Süleymanpaşa'da cami, medrese, bedesten, han, hamam ve çeşme gibi eserler hep taştan yapılmıştır. Eski Süleymanpaşa evlerinin ise büyük çoğunluğu ahşap olup kâgir evler de vardır.
XVII. Yüzyılda Süleymanpaşa, bağ-bahçe ve gülistan bayırlar eteğinde bir şehirdi. Bu yüzyılda saray biçiminde 11 konak ve yüze yakın konak yavrusu büyük evin mevcut olduğu görülmektedir.
Bugünkü sahil ve sahil yolu deniz idi. Deniz sahil yolunun şehir tarafındaki büyük kagir evlere dayanırdı.
1927 yılından önce şehrin cadde ve sokakları daracık olup cadde ve sokak başlarında fenerler içerisinde numaralı teneke gaz lambaları yanardı. Sokakları Arnavut kaldırımıydı. Fenni kanalizasyon yoktu, eski künk borular vardı. Caddeler yangın vs. sebebiyle şehrin 3. valisi Arif Hikmet Bey'in çabaları ile bugünkü halini alabilmiştir. Bugünkü Muratlı caddesinin başı 1927 yılında yapılan kamulaştırma sonucu açılmıştır. Kente elektrik 30.11.1930 tarihinde Belediye başkanı Ekrem Bey'in zamanında getirilmiştir. İlk su şebekesi de ondan sonra yapılmaya başlanmıştır.
Mahmut Sümer "Tekirdağ'ın Eski Günleri isimli eserinde eski kayıtlara göre şehrin çeşitli mahallelerinde 4.414 evle 981 dükkanın ve 278 zahire deposunun mevcut olduğunu belirtmektedir. Günümüzde ise tescil kaydı devam eden 260 kadar sivil mimarlık örneği ile 63 anıtsal eser vardır.
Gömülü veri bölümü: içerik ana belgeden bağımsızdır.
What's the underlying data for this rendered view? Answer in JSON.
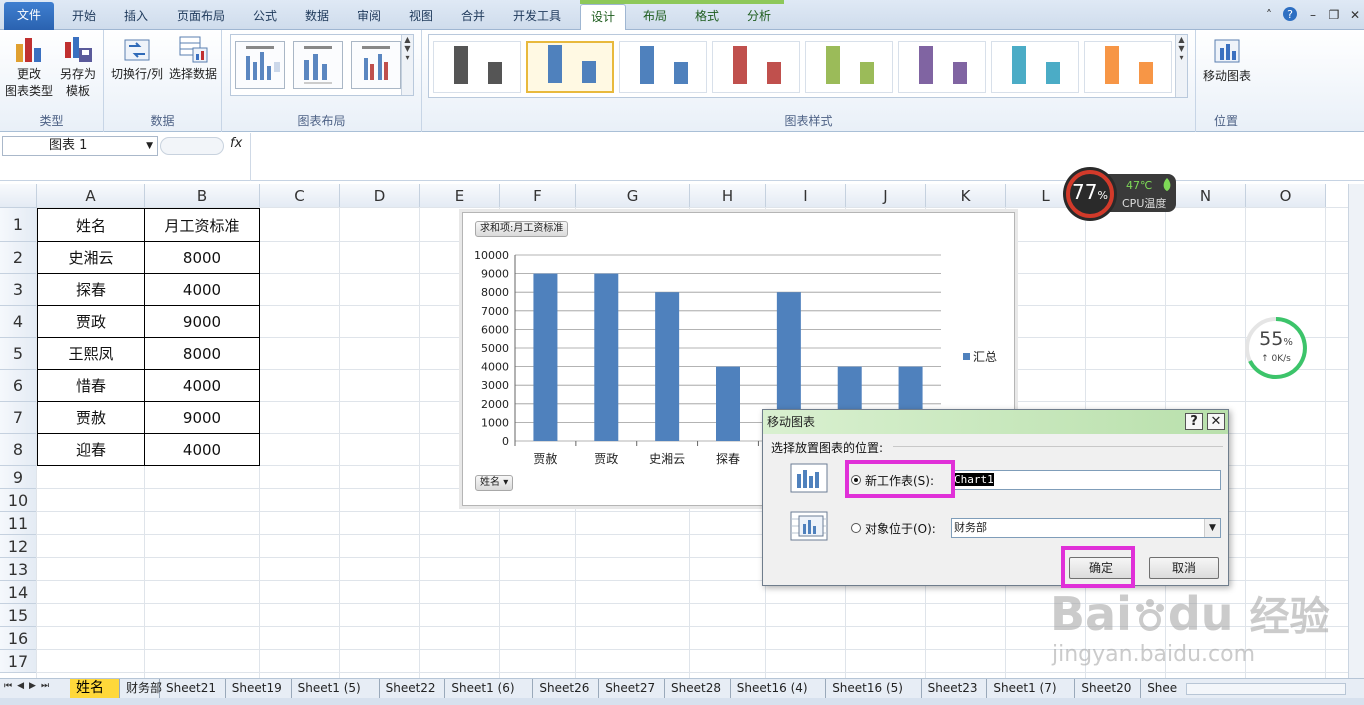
{
  "tabs": [
    "文件",
    "开始",
    "插入",
    "页面布局",
    "公式",
    "数据",
    "审阅",
    "视图",
    "合并",
    "开发工具",
    "设计",
    "布局",
    "格式",
    "分析"
  ],
  "ribbon": {
    "group_type": {
      "label": "类型",
      "change_type": "更改\n图表类型",
      "save_template": "另存为\n模板"
    },
    "group_data": {
      "label": "数据",
      "switch": "切换行/列",
      "select": "选择数据"
    },
    "group_layout": {
      "label": "图表布局"
    },
    "group_styles": {
      "label": "图表样式",
      "style_colors": [
        "#555555",
        "#4f81bd",
        "#4f81bd",
        "#c0504d",
        "#9bbb59",
        "#8064a2",
        "#4bacc6",
        "#f79646"
      ]
    },
    "group_location": {
      "label": "位置",
      "move_chart": "移动图表"
    }
  },
  "namebox": {
    "value": "图表 1"
  },
  "fx": "fx",
  "columns": [
    "A",
    "B",
    "C",
    "D",
    "E",
    "F",
    "G",
    "H",
    "I",
    "J",
    "K",
    "L",
    "M",
    "N",
    "O"
  ],
  "rows": [
    "1",
    "2",
    "3",
    "4",
    "5",
    "6",
    "7",
    "8",
    "9",
    "10",
    "11",
    "12",
    "13",
    "14",
    "15",
    "16",
    "17"
  ],
  "table": {
    "headers": [
      "姓名",
      "月工资标准"
    ],
    "rows": [
      [
        "史湘云",
        "8000"
      ],
      [
        "探春",
        "4000"
      ],
      [
        "贾政",
        "9000"
      ],
      [
        "王熙凤",
        "8000"
      ],
      [
        "惜春",
        "4000"
      ],
      [
        "贾赦",
        "9000"
      ],
      [
        "迎春",
        "4000"
      ]
    ]
  },
  "chart_data": {
    "type": "bar",
    "title": "",
    "value_field_button": "求和项:月工资标准",
    "axis_field_button": "姓名",
    "categories": [
      "贾赦",
      "贾政",
      "史湘云",
      "探春",
      "",
      "",
      ""
    ],
    "series": [
      {
        "name": "汇总",
        "values": [
          9000,
          9000,
          8000,
          4000,
          8000,
          4000,
          4000
        ],
        "color": "#4f81bd"
      }
    ],
    "ylim": [
      0,
      10000
    ],
    "yticks": [
      "10000",
      "9000",
      "8000",
      "7000",
      "6000",
      "5000",
      "4000",
      "3000",
      "2000",
      "1000",
      "0"
    ],
    "grid": true,
    "legend": "right"
  },
  "dialog": {
    "title": "移动图表",
    "help": "?",
    "close": "✕",
    "prompt": "选择放置图表的位置:",
    "opt_new": "新工作表(S):",
    "new_name": "Chart1",
    "opt_obj": "对象位于(O):",
    "obj_value": "财务部",
    "ok": "确定",
    "cancel": "取消"
  },
  "sheets": [
    "姓名",
    "财务部",
    "Sheet21",
    "Sheet19",
    "Sheet1 (5)",
    "Sheet22",
    "Sheet1 (6)",
    "Sheet26",
    "Sheet27",
    "Sheet28",
    "Sheet16 (4)",
    "Sheet16 (5)",
    "Sheet23",
    "Sheet1 (7)",
    "Sheet20",
    "Shee"
  ],
  "cpu_widget": {
    "usage": "77",
    "pct": "%",
    "temp": "47℃",
    "label": "CPU温度"
  },
  "net_widget": {
    "usage": "55",
    "pct": "%",
    "speed": "↑ 0K/s"
  },
  "watermark": {
    "brand": "Bai",
    "brand2": "du",
    "cn": "经验",
    "url": "jingyan.baidu.com"
  },
  "colors": {
    "accent": "#4f81bd",
    "highlight": "#e030d8",
    "active_sheet": "#ffd83a"
  }
}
Süleymanpaşa'nın eski kent dokusu ve sokaklarının oluşumunda başlıca etmenleri şöyle sıralayabiliriz.
- Şehrin deniz kenarında bulunması
- Bölgesel ve coğrafi etkenlere
- Ekonomik etkenler
- Kültürel etkenler
Eski Süleymanpaşa evleri, yükseklikleri, mimari özellikleriyle uyumlu, çevreye ve birbirine saygılı, yan yana ve destek olarak bir bütünlük oluşturmaktadır. Evlerin yola, güneşe ve güzel manzaraya doğru açık cephesi bulunur. Eski kent dokusu içinde yer alan konutların tümünde, plan kuruluşu veya sokak konut ilişkisi yönünden ortak bir niteliğe rastlamak mümkündür.
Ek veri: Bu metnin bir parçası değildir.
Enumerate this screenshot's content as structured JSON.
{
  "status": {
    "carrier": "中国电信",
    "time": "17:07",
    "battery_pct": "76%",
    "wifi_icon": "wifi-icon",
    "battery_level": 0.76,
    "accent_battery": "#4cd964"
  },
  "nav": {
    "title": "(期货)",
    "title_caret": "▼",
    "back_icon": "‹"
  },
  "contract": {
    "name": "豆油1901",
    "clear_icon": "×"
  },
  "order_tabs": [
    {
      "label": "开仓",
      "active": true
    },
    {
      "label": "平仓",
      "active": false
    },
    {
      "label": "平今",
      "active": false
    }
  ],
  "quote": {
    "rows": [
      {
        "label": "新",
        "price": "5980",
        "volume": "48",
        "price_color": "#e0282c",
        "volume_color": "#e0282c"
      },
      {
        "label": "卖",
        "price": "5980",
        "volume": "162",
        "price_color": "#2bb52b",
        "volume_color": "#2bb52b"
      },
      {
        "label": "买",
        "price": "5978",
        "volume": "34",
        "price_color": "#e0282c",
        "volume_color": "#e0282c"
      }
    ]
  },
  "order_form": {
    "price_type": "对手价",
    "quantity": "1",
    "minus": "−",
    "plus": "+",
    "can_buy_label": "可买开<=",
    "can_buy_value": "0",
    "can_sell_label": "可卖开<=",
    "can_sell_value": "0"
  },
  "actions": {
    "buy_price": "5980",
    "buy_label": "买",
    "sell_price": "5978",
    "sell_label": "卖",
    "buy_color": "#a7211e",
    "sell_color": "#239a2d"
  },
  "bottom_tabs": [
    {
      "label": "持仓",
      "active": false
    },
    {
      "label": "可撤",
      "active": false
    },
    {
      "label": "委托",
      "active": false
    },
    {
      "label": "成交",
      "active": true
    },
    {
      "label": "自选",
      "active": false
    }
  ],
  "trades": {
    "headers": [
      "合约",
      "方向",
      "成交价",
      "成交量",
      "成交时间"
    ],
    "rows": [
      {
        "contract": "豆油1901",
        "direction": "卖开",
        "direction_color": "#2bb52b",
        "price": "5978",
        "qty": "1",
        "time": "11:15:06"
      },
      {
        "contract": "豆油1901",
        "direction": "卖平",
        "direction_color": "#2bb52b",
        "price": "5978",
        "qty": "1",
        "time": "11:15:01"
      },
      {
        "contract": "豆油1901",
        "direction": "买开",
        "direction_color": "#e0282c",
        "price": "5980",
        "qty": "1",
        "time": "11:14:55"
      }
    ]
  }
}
Ertuğrul mahallesinde denize paralel caddeler ve bunları denize doğru dik olarak kesen sokaklar vardır. Burada deniz rüzgarlarının iç mahallere kadar girmesi amaçlanmıştır.
Eski Süleymanpaşa evlerinde, Türk aile geleneğinin etkileri görülür. Bunun en önemli örneği, büyük evlerin mekan olarak haremlik ve selamlık diye ayrılmasıdır.
Büyük ailelerin bir arada yaşama geleneği nedeniyle iki üç kuşak bir arada otururdu. Evler de bu ihtiyaca göre düzenlenmiştir.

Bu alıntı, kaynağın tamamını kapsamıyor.